Given a variety $Y$ and an effective Cartier divisor $D$ on it, there seems to be a pretty standard exact sequence:

$$0 \longrightarrow \mathcal{O}_Y \longrightarrow \mathcal{O}_Y(D) \longrightarrow\mathcal{O}_D(D)\longrightarrow 0 $$ As far as I understand, if $U$ is an open set in $S$ and $D\cap U = div(g)_U$ (for $D$ a hypersurface, if you want, and extend by linearity), then

$$ \mathcal{O}_Y(D)(U)= \{g \in \mathcal{O}_Y(U) \vert div(g)\geq D \}$$

or equivalently $g/f$ is regular.
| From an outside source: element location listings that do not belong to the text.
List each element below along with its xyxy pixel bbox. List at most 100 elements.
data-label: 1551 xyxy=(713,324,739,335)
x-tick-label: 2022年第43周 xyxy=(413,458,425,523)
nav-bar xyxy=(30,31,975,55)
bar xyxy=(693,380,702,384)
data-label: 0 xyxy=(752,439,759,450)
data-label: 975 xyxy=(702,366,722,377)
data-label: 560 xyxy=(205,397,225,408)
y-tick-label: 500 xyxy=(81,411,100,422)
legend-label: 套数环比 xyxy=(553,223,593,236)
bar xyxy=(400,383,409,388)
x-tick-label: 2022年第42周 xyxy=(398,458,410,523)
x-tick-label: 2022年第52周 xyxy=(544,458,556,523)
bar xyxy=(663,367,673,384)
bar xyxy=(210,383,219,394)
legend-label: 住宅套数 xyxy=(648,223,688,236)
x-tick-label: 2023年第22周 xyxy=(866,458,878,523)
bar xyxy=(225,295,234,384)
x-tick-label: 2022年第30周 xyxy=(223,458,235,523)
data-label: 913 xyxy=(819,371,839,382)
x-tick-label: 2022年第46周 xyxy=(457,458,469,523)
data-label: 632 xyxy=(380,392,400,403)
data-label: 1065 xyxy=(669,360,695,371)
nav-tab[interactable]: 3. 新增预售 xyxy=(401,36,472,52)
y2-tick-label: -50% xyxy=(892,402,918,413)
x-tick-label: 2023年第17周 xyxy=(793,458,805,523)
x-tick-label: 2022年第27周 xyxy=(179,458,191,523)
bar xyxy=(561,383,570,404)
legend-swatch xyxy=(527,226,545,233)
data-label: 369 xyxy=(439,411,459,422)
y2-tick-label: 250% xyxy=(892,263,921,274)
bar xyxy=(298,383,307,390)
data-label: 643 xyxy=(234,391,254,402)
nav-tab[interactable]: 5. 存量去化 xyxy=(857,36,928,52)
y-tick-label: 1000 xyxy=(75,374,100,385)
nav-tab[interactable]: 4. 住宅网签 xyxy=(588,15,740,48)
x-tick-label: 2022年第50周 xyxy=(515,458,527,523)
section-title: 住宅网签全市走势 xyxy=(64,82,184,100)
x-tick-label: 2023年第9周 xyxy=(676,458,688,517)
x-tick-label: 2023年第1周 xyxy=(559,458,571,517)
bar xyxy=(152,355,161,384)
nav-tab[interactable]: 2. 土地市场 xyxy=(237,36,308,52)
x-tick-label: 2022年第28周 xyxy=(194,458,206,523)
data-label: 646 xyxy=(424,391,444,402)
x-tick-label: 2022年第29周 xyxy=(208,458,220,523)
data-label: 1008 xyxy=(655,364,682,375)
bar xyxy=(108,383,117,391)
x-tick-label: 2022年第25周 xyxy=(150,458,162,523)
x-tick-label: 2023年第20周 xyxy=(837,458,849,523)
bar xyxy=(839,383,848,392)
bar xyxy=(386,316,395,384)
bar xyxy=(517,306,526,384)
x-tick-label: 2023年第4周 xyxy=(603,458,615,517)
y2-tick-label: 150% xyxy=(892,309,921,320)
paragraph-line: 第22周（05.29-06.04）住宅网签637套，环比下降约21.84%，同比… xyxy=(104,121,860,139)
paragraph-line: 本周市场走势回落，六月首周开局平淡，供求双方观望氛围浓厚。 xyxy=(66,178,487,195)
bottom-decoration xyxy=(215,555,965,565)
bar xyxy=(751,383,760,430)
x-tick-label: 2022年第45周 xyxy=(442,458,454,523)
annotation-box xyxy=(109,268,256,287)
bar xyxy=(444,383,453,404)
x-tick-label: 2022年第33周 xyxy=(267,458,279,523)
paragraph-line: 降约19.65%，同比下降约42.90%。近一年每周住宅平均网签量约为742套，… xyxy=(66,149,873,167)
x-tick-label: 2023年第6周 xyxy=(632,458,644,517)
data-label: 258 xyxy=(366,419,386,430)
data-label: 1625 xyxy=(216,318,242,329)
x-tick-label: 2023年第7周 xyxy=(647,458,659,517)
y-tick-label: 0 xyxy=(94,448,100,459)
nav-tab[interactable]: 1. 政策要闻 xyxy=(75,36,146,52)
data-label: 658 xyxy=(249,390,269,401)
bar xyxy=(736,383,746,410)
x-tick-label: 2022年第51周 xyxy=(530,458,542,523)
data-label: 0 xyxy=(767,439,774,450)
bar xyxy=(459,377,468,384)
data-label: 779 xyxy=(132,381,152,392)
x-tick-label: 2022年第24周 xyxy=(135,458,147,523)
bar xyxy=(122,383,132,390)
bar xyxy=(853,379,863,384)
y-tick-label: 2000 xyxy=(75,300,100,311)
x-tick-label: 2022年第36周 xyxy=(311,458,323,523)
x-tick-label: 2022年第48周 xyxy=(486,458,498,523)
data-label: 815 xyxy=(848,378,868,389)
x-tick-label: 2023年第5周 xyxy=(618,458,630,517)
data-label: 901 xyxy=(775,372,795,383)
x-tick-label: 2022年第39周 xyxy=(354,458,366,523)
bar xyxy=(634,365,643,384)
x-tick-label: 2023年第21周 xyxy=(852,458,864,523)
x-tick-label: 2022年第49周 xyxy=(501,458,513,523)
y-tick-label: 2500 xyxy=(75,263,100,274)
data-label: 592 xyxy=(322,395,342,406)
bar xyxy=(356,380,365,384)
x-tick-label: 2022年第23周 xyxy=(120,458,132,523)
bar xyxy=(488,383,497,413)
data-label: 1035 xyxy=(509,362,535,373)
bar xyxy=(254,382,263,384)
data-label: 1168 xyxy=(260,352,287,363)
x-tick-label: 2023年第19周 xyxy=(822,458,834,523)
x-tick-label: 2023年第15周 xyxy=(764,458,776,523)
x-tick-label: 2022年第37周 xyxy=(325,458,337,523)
The first map must be something like $g\rightarrow gf$ maybe with some order. A good answer to my question would include:

  1. Is this correct?
  2. What is $\mathcal{O}_D(D)$?
  3. What is the second map?
  4. What does $\mathcal{O}_D(-D)$ mean
  5. Why $\mathcal{O}_E(-E) \sim \mathcal{O}(3)$? I understood the RHS is generated by polynomials of degree 3?

I am aware this is a simple question and probably everyone knows why, but I could not find a proper answer for it.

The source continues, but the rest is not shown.